Well, you were all correct that these are here solely to pad play time. But I don't really see the point at all. I didn't find them to be actual mazes. Typically, if I clicked through 4 or 5 screens in most areas, I would wind up at my destination. I found this really strange. I was expecting it to be more like Sierra games of the era, where the maps had to be correct so you could find multiple locations and return to them again without dying along the way. Instead these felt very much just like completely useless padding. 



I've been reading the Mojo articles on it and see that many people weren't fans of the cash system - but I didn't think it was that bad. If you need money, there is the Lotto which you can win - at least up to three times. This should be enough money to last you, especially if you're making use of saved games. I have a feeling many people would face issues of getting stuck without cash for the other player characters, but there are some work-arounds if you're willing to do a little give-and-take. 


Multiple Paths

I could tell there were multiple solutions to puzzles, but was slightly disappointed that some of the things never played a bigger role. 

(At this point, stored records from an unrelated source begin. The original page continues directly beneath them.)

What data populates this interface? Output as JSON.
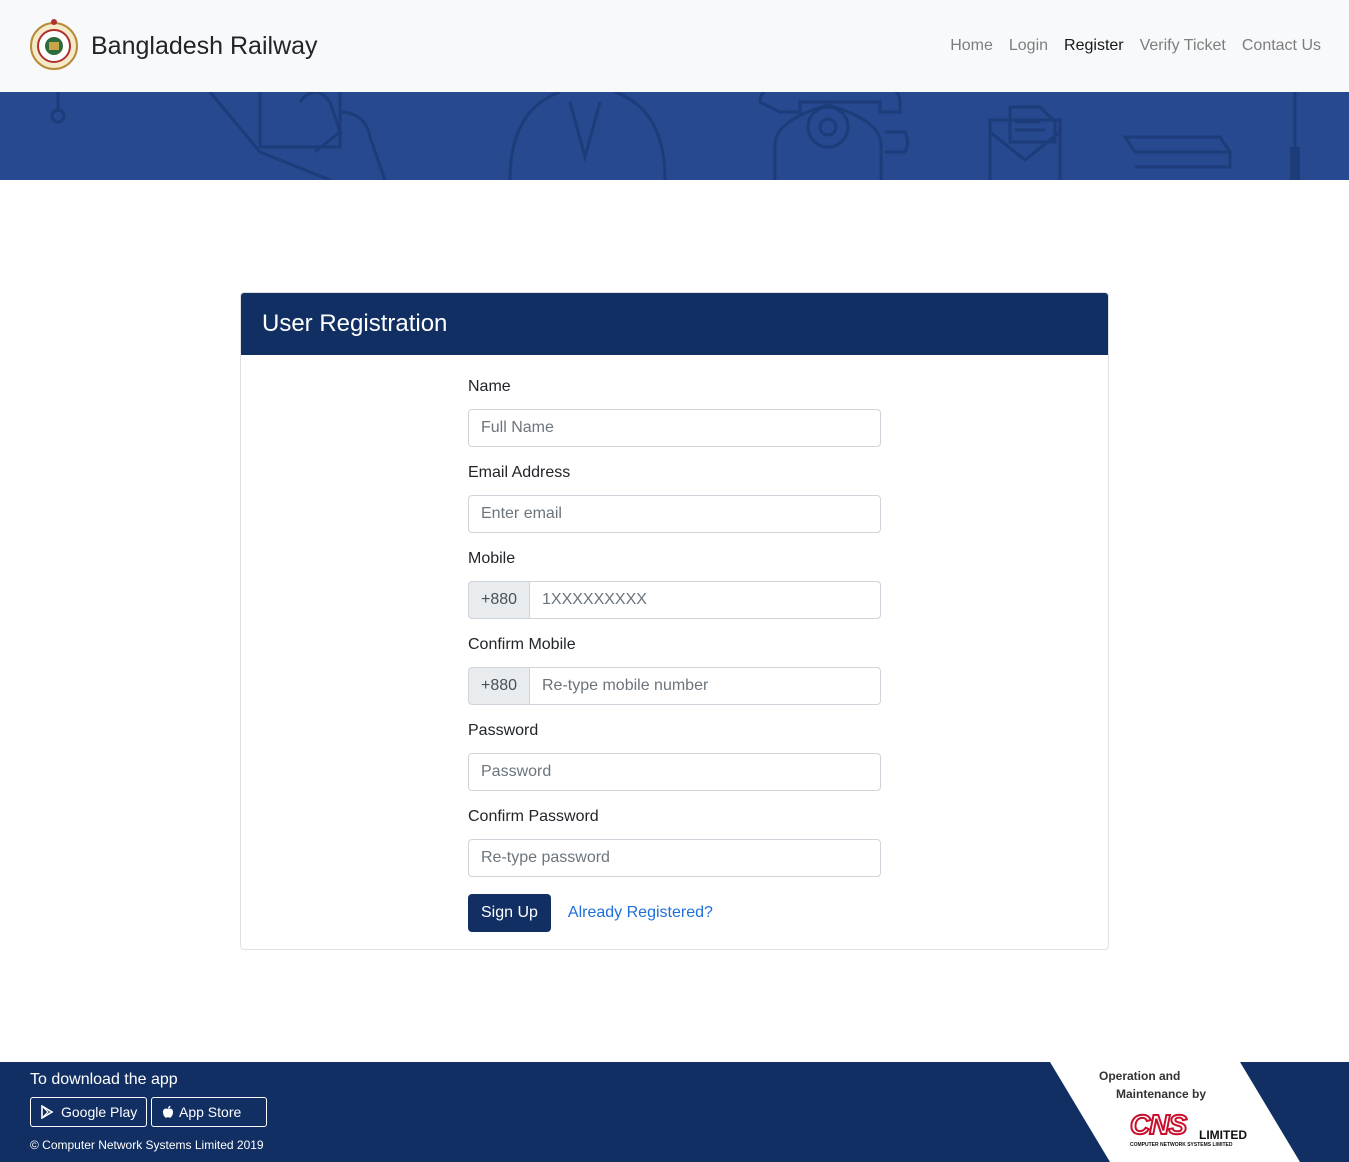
{
  "navbar": {
    "brand": "Bangladesh Railway",
    "links": [
      "Home",
      "Login",
      "Register",
      "Verify Ticket",
      "Contact Us"
    ]
  },
  "card": {
    "title": "User Registration"
  },
  "form": {
    "name_label": "Name",
    "name_placeholder": "Full Name",
    "email_label": "Email Address",
    "email_placeholder": "Enter email",
    "mobile_label": "Mobile",
    "mobile_prefix": "+880",
    "mobile_placeholder": "1XXXXXXXXX",
    "confirm_mobile_label": "Confirm Mobile",
    "confirm_mobile_prefix": "+880",
    "confirm_mobile_placeholder": "Re-type mobile number",
    "password_label": "Password",
    "password_placeholder": "Password",
    "confirm_password_label": "Confirm Password",
    "confirm_password_placeholder": "Re-type password",
    "signup_label": "Sign Up",
    "already_registered_label": "Already Registered?"
  },
  "footer": {
    "download_title": "To download the app",
    "google_play": "Google Play",
    "app_store": "App Store",
    "copyright": "© Computer Network Systems Limited 2019",
    "ops_line1": "Operation and",
    "ops_line2": "Maintenance by",
    "cns_logo": "CNS",
    "cns_limited": "LIMITED",
    "cns_subtitle": "COMPUTER NETWORK SYSTEMS LIMITED"
  },
  "colors": {
    "primary": "#112f63",
    "banner": "#26498f",
    "link": "#1e6fd9",
    "cns_red": "#c8102e"
  }
}
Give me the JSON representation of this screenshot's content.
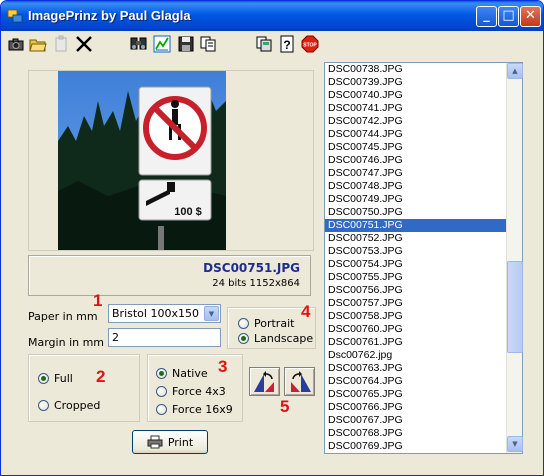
{
  "window": {
    "title": "ImagePrinz by Paul Glagla",
    "minimize": "_",
    "maximize": "□",
    "close": "✕"
  },
  "toolbar": {
    "icons": [
      "camera-icon",
      "open-folder-icon",
      "paste-icon",
      "cut-icon",
      "find-icon",
      "adjust-icon",
      "save-icon",
      "copy-icon",
      "copy-pages-icon",
      "help-icon",
      "stop-icon"
    ]
  },
  "preview": {
    "filename": "DSC00751.JPG",
    "details": "24 bits 1152x864"
  },
  "paper": {
    "label": "Paper in mm",
    "value": "Bristol 100x150",
    "number": "1"
  },
  "margin": {
    "label": "Margin in mm",
    "value": "2"
  },
  "orientation": {
    "portrait": "Portrait",
    "landscape": "Landscape",
    "selected": "Landscape",
    "number": "4"
  },
  "scale": {
    "full": "Full",
    "cropped": "Cropped",
    "selected": "Full",
    "number": "2"
  },
  "ratio": {
    "native": "Native",
    "force4x3": "Force 4x3",
    "force16x9": "Force 16x9",
    "selected": "Native",
    "number": "3"
  },
  "rotate": {
    "number": "5"
  },
  "print": {
    "label": "Print"
  },
  "files": {
    "items": [
      "DSC00738.JPG",
      "DSC00739.JPG",
      "DSC00740.JPG",
      "DSC00741.JPG",
      "DSC00742.JPG",
      "DSC00744.JPG",
      "DSC00745.JPG",
      "DSC00746.JPG",
      "DSC00747.JPG",
      "DSC00748.JPG",
      "DSC00749.JPG",
      "DSC00750.JPG",
      "DSC00751.JPG",
      "DSC00752.JPG",
      "DSC00753.JPG",
      "DSC00754.JPG",
      "DSC00755.JPG",
      "DSC00756.JPG",
      "DSC00757.JPG",
      "DSC00758.JPG",
      "DSC00760.JPG",
      "DSC00761.JPG",
      "Dsc00762.jpg",
      "DSC00763.JPG",
      "DSC00764.JPG",
      "DSC00765.JPG",
      "DSC00766.JPG",
      "DSC00767.JPG",
      "DSC00768.JPG",
      "DSC00769.JPG"
    ],
    "selected": "DSC00751.JPG"
  }
}
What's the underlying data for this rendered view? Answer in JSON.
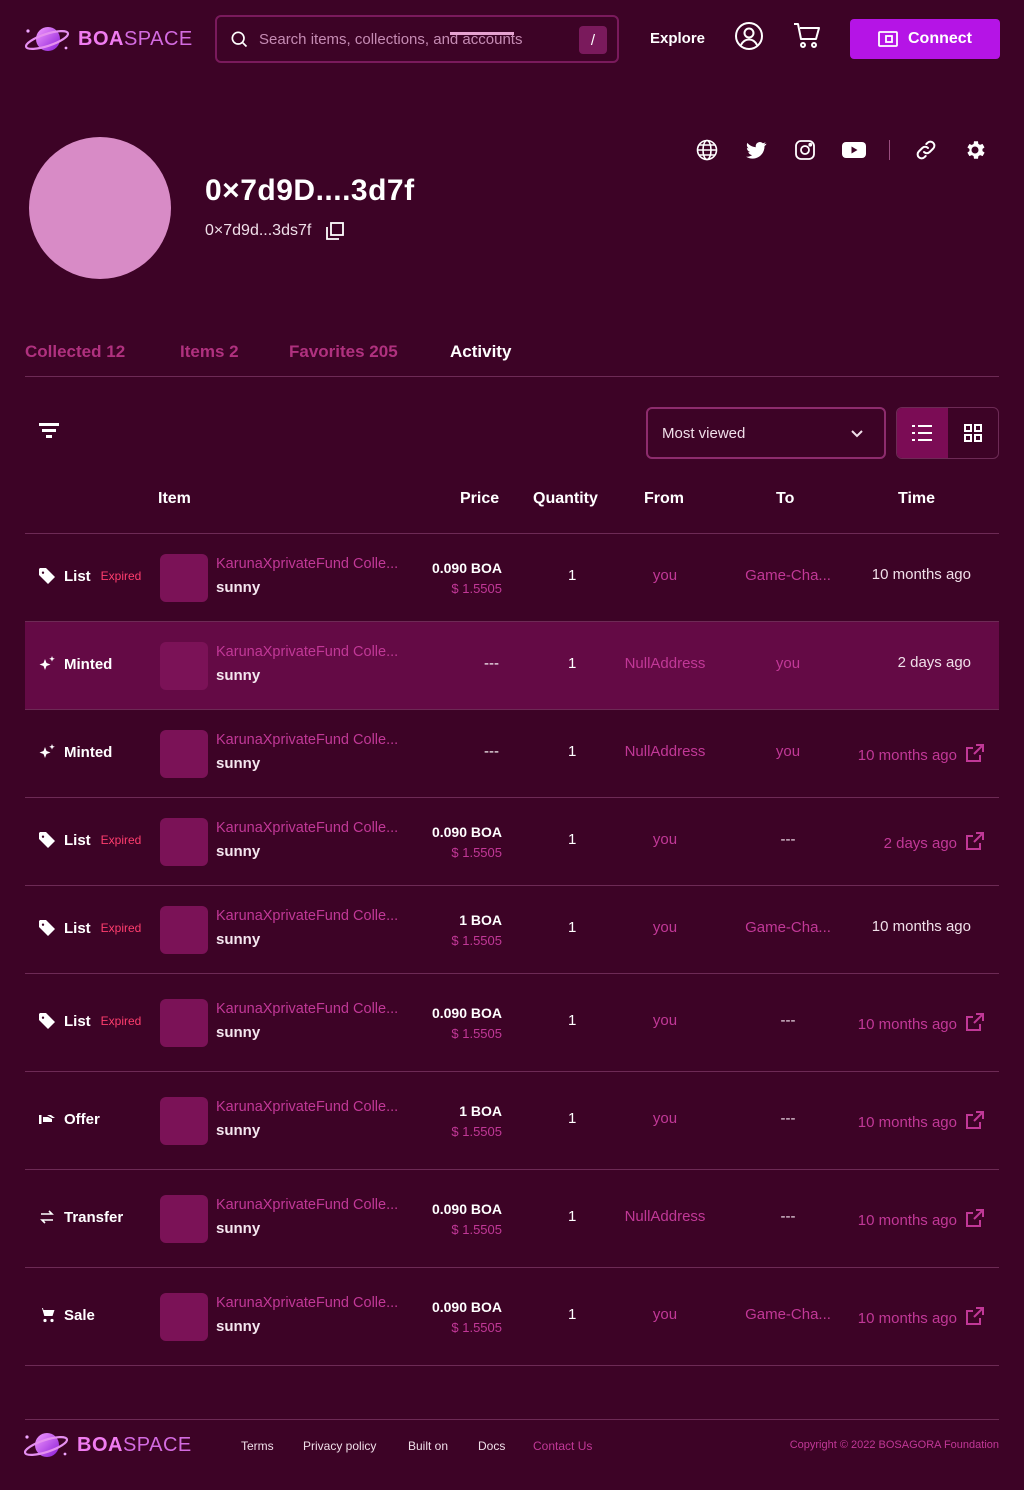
{
  "header": {
    "brand_bold": "BOA",
    "brand_light": "SPACE",
    "search_placeholder": "Search items, collections, and accounts",
    "search_shortcut": "/",
    "explore_label": "Explore",
    "connect_label": "Connect",
    "icons": [
      "account-icon",
      "cart-icon",
      "wallet-icon"
    ]
  },
  "profile": {
    "display_name": "0×7d9D....3d7f",
    "address": "0×7d9d...3ds7f",
    "social_icons": [
      "globe-icon",
      "twitter-icon",
      "instagram-icon",
      "youtube-icon",
      "link-icon",
      "settings-icon"
    ]
  },
  "tabs": [
    {
      "label": "Collected  12"
    },
    {
      "label": "Items 2"
    },
    {
      "label": "Favorites 205"
    },
    {
      "label": "Activity",
      "active": true
    }
  ],
  "toolbar": {
    "sort_value": "Most viewed",
    "view_modes": [
      "list-view",
      "grid-view"
    ],
    "active_view": "list-view"
  },
  "table": {
    "headers": {
      "item": "Item",
      "price": "Price",
      "quantity": "Quantity",
      "from": "From",
      "to": "To",
      "time": "Time"
    },
    "rows": [
      {
        "event": "List",
        "icon": "tag-icon",
        "badge": "Expired",
        "item_name": "KarunaXprivateFund Colle...",
        "item_sub": "sunny",
        "price": "0.090 BOA",
        "price_usd": "$ 1.5505",
        "quantity": "1",
        "from": "you",
        "to": "Game-Cha...",
        "time": "10 months ago",
        "time_link": false
      },
      {
        "event": "Minted",
        "icon": "sparkle-icon",
        "badge": "",
        "item_name": "KarunaXprivateFund Colle...",
        "item_sub": "sunny",
        "price": "---",
        "price_usd": "",
        "quantity": "1",
        "from": "NullAddress",
        "to": "you",
        "time": "2 days ago",
        "time_link": false,
        "highlighted": true
      },
      {
        "event": "Minted",
        "icon": "sparkle-icon",
        "badge": "",
        "item_name": "KarunaXprivateFund Colle...",
        "item_sub": "sunny",
        "price": "---",
        "price_usd": "",
        "quantity": "1",
        "from": "NullAddress",
        "to": "you",
        "time": "10 months ago",
        "time_link": true
      },
      {
        "event": "List",
        "icon": "tag-icon",
        "badge": "Expired",
        "item_name": "KarunaXprivateFund Colle...",
        "item_sub": "sunny",
        "price": "0.090 BOA",
        "price_usd": "$ 1.5505",
        "quantity": "1",
        "from": "you",
        "to": "---",
        "time": "2 days ago",
        "time_link": true
      },
      {
        "event": "List",
        "icon": "tag-icon",
        "badge": "Expired",
        "item_name": "KarunaXprivateFund Colle...",
        "item_sub": "sunny",
        "price": "1 BOA",
        "price_usd": "$ 1.5505",
        "quantity": "1",
        "from": "you",
        "to": "Game-Cha...",
        "time": "10 months ago",
        "time_link": false
      },
      {
        "event": "List",
        "icon": "tag-icon",
        "badge": "Expired",
        "item_name": "KarunaXprivateFund Colle...",
        "item_sub": "sunny",
        "price": "0.090 BOA",
        "price_usd": "$ 1.5505",
        "quantity": "1",
        "from": "you",
        "to": "---",
        "time": "10 months ago",
        "time_link": true
      },
      {
        "event": "Offer",
        "icon": "offer-icon",
        "badge": "",
        "item_name": "KarunaXprivateFund Colle...",
        "item_sub": "sunny",
        "price": "1 BOA",
        "price_usd": "$ 1.5505",
        "quantity": "1",
        "from": "you",
        "to": "---",
        "time": "10 months ago",
        "time_link": true
      },
      {
        "event": "Transfer",
        "icon": "transfer-icon",
        "badge": "",
        "item_name": "KarunaXprivateFund Colle...",
        "item_sub": "sunny",
        "price": "0.090 BOA",
        "price_usd": "$ 1.5505",
        "quantity": "1",
        "from": "NullAddress",
        "to": "---",
        "time": "10 months ago",
        "time_link": true
      },
      {
        "event": "Sale",
        "icon": "cart-icon",
        "badge": "",
        "item_name": "KarunaXprivateFund Colle...",
        "item_sub": "sunny",
        "price": "0.090 BOA",
        "price_usd": "$ 1.5505",
        "quantity": "1",
        "from": "you",
        "to": "Game-Cha...",
        "time": "10 months ago",
        "time_link": true
      }
    ]
  },
  "footer": {
    "brand_bold": "BOA",
    "brand_light": "SPACE",
    "links": [
      "Terms",
      "Privacy policy",
      "Built on",
      "Docs",
      "Contact Us"
    ],
    "copyright": "Copyright © 2022 BOSAGORA Foundation"
  },
  "colors": {
    "background": "#3d0326",
    "accent": "#b514e6",
    "link": "#c13897",
    "expired": "#ff3d6e",
    "highlight_row": "#640a45"
  }
}
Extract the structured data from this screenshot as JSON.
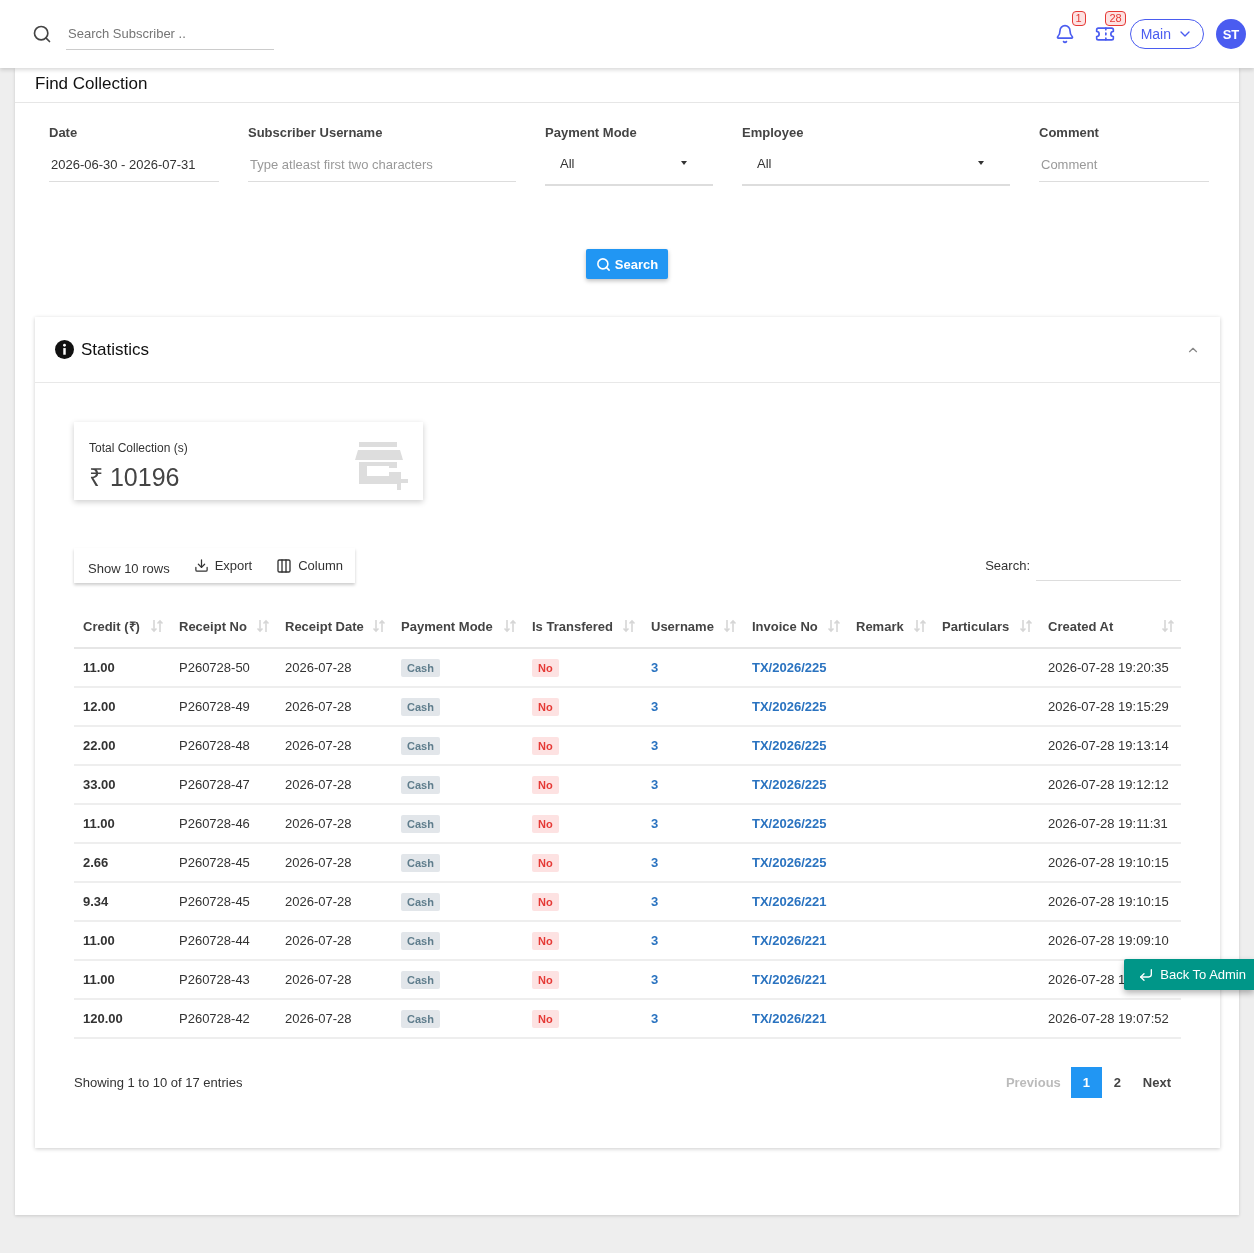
{
  "header": {
    "search": {
      "placeholder": "Search Subscriber .."
    },
    "notification_count": "1",
    "ticket_count": "28",
    "branch": "Main",
    "avatar": "ST"
  },
  "find_collection": {
    "title": "Find Collection",
    "filters": [
      {
        "kind": "text",
        "label": "Date",
        "value": "2026-06-30 - 2026-07-31"
      },
      {
        "kind": "text",
        "label": "Subscriber Username",
        "placeholder": "Type atleast first two characters"
      },
      {
        "kind": "select",
        "label": "Payment Mode",
        "value": "All"
      },
      {
        "kind": "select",
        "label": "Employee",
        "value": "All"
      },
      {
        "kind": "text",
        "label": "Comment",
        "placeholder": "Comment"
      }
    ],
    "search_button": "Search"
  },
  "statistics": {
    "title": "Statistics",
    "expanded": true,
    "total": {
      "label": "Total Collection (s)",
      "value": "₹ 10196"
    },
    "toolbar": {
      "show_rows": "Show 10 rows",
      "export": "Export",
      "column": "Column"
    },
    "search_label": "Search:",
    "columns": [
      "Credit (₹)",
      "Receipt No",
      "Receipt Date",
      "Payment Mode",
      "Is Transfered",
      "Username",
      "Invoice No",
      "Remark",
      "Particulars",
      "Created At"
    ],
    "rows": [
      {
        "credit": "11.00",
        "receipt_no": "P260728-50",
        "receipt_date": "2026-07-28",
        "payment_mode": "Cash",
        "is_transfered": "No",
        "username": "3",
        "invoice_no": "TX/2026/225",
        "created_at": "2026-07-28 19:20:35"
      },
      {
        "credit": "12.00",
        "receipt_no": "P260728-49",
        "receipt_date": "2026-07-28",
        "payment_mode": "Cash",
        "is_transfered": "No",
        "username": "3",
        "invoice_no": "TX/2026/225",
        "created_at": "2026-07-28 19:15:29"
      },
      {
        "credit": "22.00",
        "receipt_no": "P260728-48",
        "receipt_date": "2026-07-28",
        "payment_mode": "Cash",
        "is_transfered": "No",
        "username": "3",
        "invoice_no": "TX/2026/225",
        "created_at": "2026-07-28 19:13:14"
      },
      {
        "credit": "33.00",
        "receipt_no": "P260728-47",
        "receipt_date": "2026-07-28",
        "payment_mode": "Cash",
        "is_transfered": "No",
        "username": "3",
        "invoice_no": "TX/2026/225",
        "created_at": "2026-07-28 19:12:12"
      },
      {
        "credit": "11.00",
        "receipt_no": "P260728-46",
        "receipt_date": "2026-07-28",
        "payment_mode": "Cash",
        "is_transfered": "No",
        "username": "3",
        "invoice_no": "TX/2026/225",
        "created_at": "2026-07-28 19:11:31"
      },
      {
        "credit": "2.66",
        "receipt_no": "P260728-45",
        "receipt_date": "2026-07-28",
        "payment_mode": "Cash",
        "is_transfered": "No",
        "username": "3",
        "invoice_no": "TX/2026/225",
        "created_at": "2026-07-28 19:10:15"
      },
      {
        "credit": "9.34",
        "receipt_no": "P260728-45",
        "receipt_date": "2026-07-28",
        "payment_mode": "Cash",
        "is_transfered": "No",
        "username": "3",
        "invoice_no": "TX/2026/221",
        "created_at": "2026-07-28 19:10:15"
      },
      {
        "credit": "11.00",
        "receipt_no": "P260728-44",
        "receipt_date": "2026-07-28",
        "payment_mode": "Cash",
        "is_transfered": "No",
        "username": "3",
        "invoice_no": "TX/2026/221",
        "created_at": "2026-07-28 19:09:10"
      },
      {
        "credit": "11.00",
        "receipt_no": "P260728-43",
        "receipt_date": "2026-07-28",
        "payment_mode": "Cash",
        "is_transfered": "No",
        "username": "3",
        "invoice_no": "TX/2026/221",
        "created_at": "2026-07-28 1"
      },
      {
        "credit": "120.00",
        "receipt_no": "P260728-42",
        "receipt_date": "2026-07-28",
        "payment_mode": "Cash",
        "is_transfered": "No",
        "username": "3",
        "invoice_no": "TX/2026/221",
        "created_at": "2026-07-28 19:07:52"
      }
    ],
    "info": "Showing 1 to 10 of 17 entries",
    "pagination": {
      "previous": {
        "label": "Previous",
        "disabled": true
      },
      "pages": [
        {
          "label": "1",
          "selected": true
        },
        {
          "label": "2",
          "selected": false
        }
      ],
      "next": {
        "label": "Next",
        "disabled": false
      }
    }
  },
  "back_button": "Back To Admin"
}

In particular: I noticed the rug corner in Zak's room and then pried up the loose floorboards, and fell down into the "Secret Room". I had hoped that this would be a part of a locked-room / no-escape kind of showdown at the climax of the game - but it seems to only be an alternative way to sneak into the "Secret Room". 

I also feel like I had some inventory items that I never really needed - which just made me feel like I wish I'd known what they could have been used for? 


Missing Components

I think the thing I missed the most is a "Talk to" feature, or more of an opportunity for any of the characters to interact with each other. I wanted to hear more about the motivations of different characters and their backgrounds. That being said, I did like that there were some characters that felt like they had more of a backstory than many characters I've seen in recent media. I saw somewhere that someone didn't feel like they got a sense of who Zak was - but I sure did. I have a voice in my head for him. I felt I knew his motivations. His mom's answering machine messages also helped me to fill in a few gaps. I also liked how each of the female characters seemed to have their own unique interests and special abilities. They did feel a bit limited, but I liked the inclusion of reasons why characters weren't interchangeable. 


Some more details: Annie is the scholar who can read the various other languages but she's very conscientious and likes to follow the rules. This means she won't gamble, steal things or even listen to Zak's messages. I thought this was a nice touch. I was a bit confused when she was willing to distract the Sentry by drinking with him. It felt really out of character for her. The two Mars girls were fairly flat, but still had some unique characteristics. Melissa loves music and won't let anyone touch her boombox - but she's also afraid of heights. Leslie with her changing hair was the hardest one for me to pin-down, her only characteristic aside from her hair seemed to be that she was the one willing to do the stuff no one else was.


A note on timing: I know it will look like I spent a full month on this, but I played only some evenings and some weekend days throughout the month. I didn't time my play-through, but this should not be used as an indicator of how long the game is.